Tayyipgiller’in düşüşü hızlandıkça Yargıdaki namuslu yargıç ve savcılar da insani ve mesleki onurlarının gerektirdiği, sorumluluklarının gerektirdiği davranışları koyma cesaretine kavuşacaklardır. Bunlar da Tayyipgiller için felaket olacaktır…
Mesela “Diploma”nın peşine düşecek ve onun yokluğunu kesin hükme bağlayacak savcı ve yargıçlar çıkacaktır. Böylece de Tayyip’in; “Resmi Evrakta Sahtecilik ve Nitelikli Dolandırıcılık”, gibi suçlar işlediği, 83 milyonun önüne serilecektir. Tabiî Tayyipgiller’in işlediği binbir suçun da bir bir peşine düşülecektir…
Böylece de Tayyipgiller AKP’sinin kriminal bir örgüt olduğu Halkımız tarafından da anlaşılır olacaktır.
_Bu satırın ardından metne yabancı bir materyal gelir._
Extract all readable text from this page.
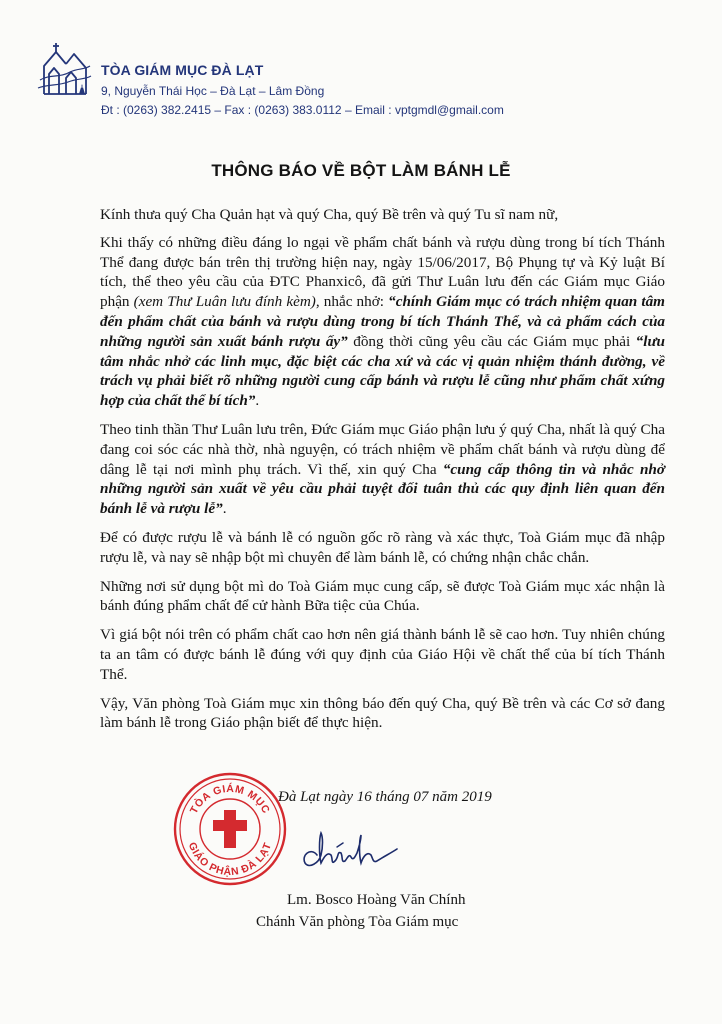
TÒA GIÁM MỤC ĐÀ LẠT
9, Nguyễn Thái Học – Đà Lạt – Lâm Đồng
Đt : (0263) 382.2415 – Fax : (0263) 383.0112 – Email : vptgmdl@gmail.com
THÔNG BÁO VỀ BỘT LÀM BÁNH LỄ

Kính thưa quý Cha Quản hạt và quý Cha, quý Bề trên và quý Tu sĩ nam nữ,

Khi thấy có những điều đáng lo ngại về phẩm chất bánh và rượu dùng trong bí tích Thánh Thể đang được bán trên thị trường hiện nay, ngày 15/06/2017, Bộ Phụng tự và Kỷ luật Bí tích, thể theo yêu cầu của ĐTC Phanxicô, đã gửi Thư Luân lưu đến các Giám mục Giáo phận (xem Thư Luân lưu đính kèm), nhắc nhở: “chính Giám mục có trách nhiệm quan tâm đến phẩm chất của bánh và rượu dùng trong bí tích Thánh Thể, và cả phẩm cách của những người sản xuất bánh rượu ấy” đồng thời cũng yêu cầu các Giám mục phải “lưu tâm nhắc nhở các linh mục, đặc biệt các cha xứ và các vị quản nhiệm thánh đường, về trách vụ phải biết rõ những người cung cấp bánh và rượu lễ cũng như phẩm chất xứng hợp của chất thể bí tích”.

Theo tinh thần Thư Luân lưu trên, Đức Giám mục Giáo phận lưu ý quý Cha, nhất là quý Cha đang coi sóc các nhà thờ, nhà nguyện, có trách nhiệm về phẩm chất bánh và rượu dùng để dâng lễ tại nơi mình phụ trách. Vì thế, xin quý Cha “cung cấp thông tin và nhắc nhở những người sản xuất về yêu cầu phải tuyệt đối tuân thủ các quy định liên quan đến bánh lễ và rượu lễ”.

Để có được rượu lễ và bánh lễ có nguồn gốc rõ ràng và xác thực, Toà Giám mục đã nhập rượu lễ, và nay sẽ nhập bột mì chuyên để làm bánh lễ, có chứng nhận chắc chắn.

Những nơi sử dụng bột mì do Toà Giám mục cung cấp, sẽ được Toà Giám mục xác nhận là bánh đúng phẩm chất để cử hành Bữa tiệc của Chúa.

Vì giá bột nói trên có phẩm chất cao hơn nên giá thành bánh lễ sẽ cao hơn. Tuy nhiên chúng ta an tâm có được bánh lễ đúng với quy định của Giáo Hội về chất thể của bí tích Thánh Thể.

Vậy, Văn phòng Toà Giám mục xin thông báo đến quý Cha, quý Bề trên và các Cơ sở đang làm bánh lễ trong Giáo phận biết để thực hiện.

Đà Lạt ngày 16 tháng 07 năm 2019
TÒA GIÁM MỤC
GIÁO PHẬN ĐÀ LẠT
Lm. Bosco Hoàng Văn Chính
Chánh Văn phòng Tòa Giám mục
O günleri de kesinkes göreceksiniz, arkadaşlar…
Adam, “Kaçak Saraylı” dedik diye ve benzer nitelemelerde bulunduk diye, kendisine hakaret ettiğimiz iddiasıyla avukatlarına şikâyette bulundurttu, terörize ederek ya da başka yollardan emri altına aldığı savcı ve yargıçlardan oluşan mahkemelerde bize cezalar verdirtti. Hâlâ da verdirtmeye devam ediyor…
Ne oldu Tayyip nam Hafız?
Demek ki Kaçak Saray’ın gerçekten “Kaçak Saray”mış. İşte Danıştay Yargıçlarının oybirliğiyle almış oldukları kapı gibi sağlam karar. Hadi boşalt bakalım orayı. Kanunsuz işgal ve talanına son ver!..
Zaten eninde sonunda yapacaksın bunu.
Seni ne Ayasofya Tiyatron kurtarabilecek ne de; “Karadeniz’de büyük gaz bulduk”, gazın!.. Yahu o gazın orada bulunduğu zaten en az 15 yıldan beri biliniyormuş ve gazın çıkarılmaya başlanabilmesi için en az üç beş yıllık ciddi bir çalışmaya ihtiyaç varmış. Hem de bunu bugün söyleyenler arasında senin bir dönem Kültür Bakanlığını da yapan Ertuğrul Günay da var…
Gördüğün gibi kandırmacaların, gündem belirleme numaraların eskisi gibi sökmüyor artık, Hafız…
Her nesnenin bir sonu var be Hafız.
Sizin de mutlaka olacak… Hem de hazin bir son!..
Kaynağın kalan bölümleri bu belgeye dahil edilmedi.